The only way to sell is to sell direct
By Nick Adams
Figuring out how to sell your product in the earliest days of a startup is one of the biggest challenges founders face. While it sounds appealing, the strategy to sell through partners and relying on product-led sales at the Seed stage of a company always make me highly uncomfortable. Increasingly it seems many founders casually toss around the statement “we are going to take a bottoms-up strategy, like Slack, to bring our product to market” or “we have a partnership with [insert giant tech/consulting firm] that is going to sell our product to their [insert absurd number of customers].” This is fine as a vision but, in the beginning, the only way to get your product into the hands of customers is through founder sales.
As a disclaimer, when it comes to scaling your business from initial traction to a more established business, I am generally a big fan of product-led sales and/or channel strategies for certain types of products and industries. Cybersecurity products, for example, traditionally have a preference for reseller partners. When done right, both models can create significant leverage for your distribution and deliver exceptional LTV:CAC ratios. When done wrong, they can be painful distractions and potentially drive your business into the ground.

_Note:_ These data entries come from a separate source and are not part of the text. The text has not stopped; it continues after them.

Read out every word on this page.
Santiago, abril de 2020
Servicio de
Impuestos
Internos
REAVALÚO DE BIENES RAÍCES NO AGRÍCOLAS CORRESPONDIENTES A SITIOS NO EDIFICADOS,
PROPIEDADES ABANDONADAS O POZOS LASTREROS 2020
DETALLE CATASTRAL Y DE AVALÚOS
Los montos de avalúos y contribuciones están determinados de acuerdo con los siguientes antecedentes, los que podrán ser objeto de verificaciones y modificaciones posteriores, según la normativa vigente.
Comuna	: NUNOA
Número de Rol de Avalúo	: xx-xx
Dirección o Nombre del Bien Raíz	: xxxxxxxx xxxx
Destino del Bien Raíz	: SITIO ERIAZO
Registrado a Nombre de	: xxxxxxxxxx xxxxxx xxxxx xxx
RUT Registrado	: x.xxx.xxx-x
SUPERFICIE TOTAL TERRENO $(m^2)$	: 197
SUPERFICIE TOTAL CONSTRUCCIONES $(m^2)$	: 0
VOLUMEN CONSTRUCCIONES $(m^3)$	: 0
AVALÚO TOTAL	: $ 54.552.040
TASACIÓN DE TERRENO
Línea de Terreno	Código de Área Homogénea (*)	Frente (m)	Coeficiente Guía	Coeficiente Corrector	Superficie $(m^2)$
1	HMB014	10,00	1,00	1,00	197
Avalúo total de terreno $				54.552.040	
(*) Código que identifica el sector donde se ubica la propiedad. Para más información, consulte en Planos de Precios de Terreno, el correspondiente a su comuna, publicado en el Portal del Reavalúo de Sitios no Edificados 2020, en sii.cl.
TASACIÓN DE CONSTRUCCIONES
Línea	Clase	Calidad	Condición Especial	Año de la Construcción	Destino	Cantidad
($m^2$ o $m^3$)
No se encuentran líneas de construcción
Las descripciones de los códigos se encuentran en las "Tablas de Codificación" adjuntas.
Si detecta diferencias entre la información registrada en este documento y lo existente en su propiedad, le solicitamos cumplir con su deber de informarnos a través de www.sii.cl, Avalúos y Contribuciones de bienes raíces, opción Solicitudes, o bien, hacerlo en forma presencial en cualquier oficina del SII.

Simply put, there is no shortcut for direct, founder-led sales at the outset of a startup’s lifecycle.
In future posts we will outline best practices for implementing both distribution strategies. For now, I want to dispel some of the folklore about both approaches. Without question, Slack has set the gold standard for a bottoms-up sales strategy. Their ability to get individual teams to collectively buy into a common communication platform is remarkable. However, it didn’t happen just because they built the best technology. They had an early pivot in the focus of the company, were relentlessly focused on customer feedback, and gave white glove service to each client. If you haven’t read this interview with Slack founder Stewart Butterfield on First Round Capital’s blog, you should.
The comment from Butterfield that jumps out most to me is this:
“We begged and cajoled our friends at other companies to try it out and give us feedback,” Butterfield recalls. There was Cozy, which sells rental management software for landlords and tenants, and the music service Rdio. “We had maybe six to ten companies to start with that we found this way.”
This is the epitome of founder-led direct sales. He goes on to describe how they obsessed over customer feedback and continuously challenged themselves to onboard larger teams and, eventually, Slack would make its way throughout an entire organization. The rest is history and certainly the stuff legends are made of. But let’s also remember that Slack raised over $1 billion en route to their IPO. That kind of capital gives you the opportunity to try and fail at a lot of different things.
Likewise, expecting another company to sell your product before you know how to sell your product is near impossible and almost guaranteed to fail. Even as an established company, building a successful channel strategy is very complex. At the core of the issue is human behavior and incentives. Sales reps at your channel partners have a quota that they need to hit and a commission structure that dictates how they are going to spend their time. Unless your product can help them reach those goals more easily than their own company’s products or help them earn more money, then your product will be relegated to a slide with a bunch of other logos conveying that their company plays well with others or to the bottom of the pricing sheet that will only be viewed [and most likely removed] by procurement.
In future posts we will outline successful channel and product-led sales strategies. Until then, keep pushing for those first customers and iterate as fast as possible.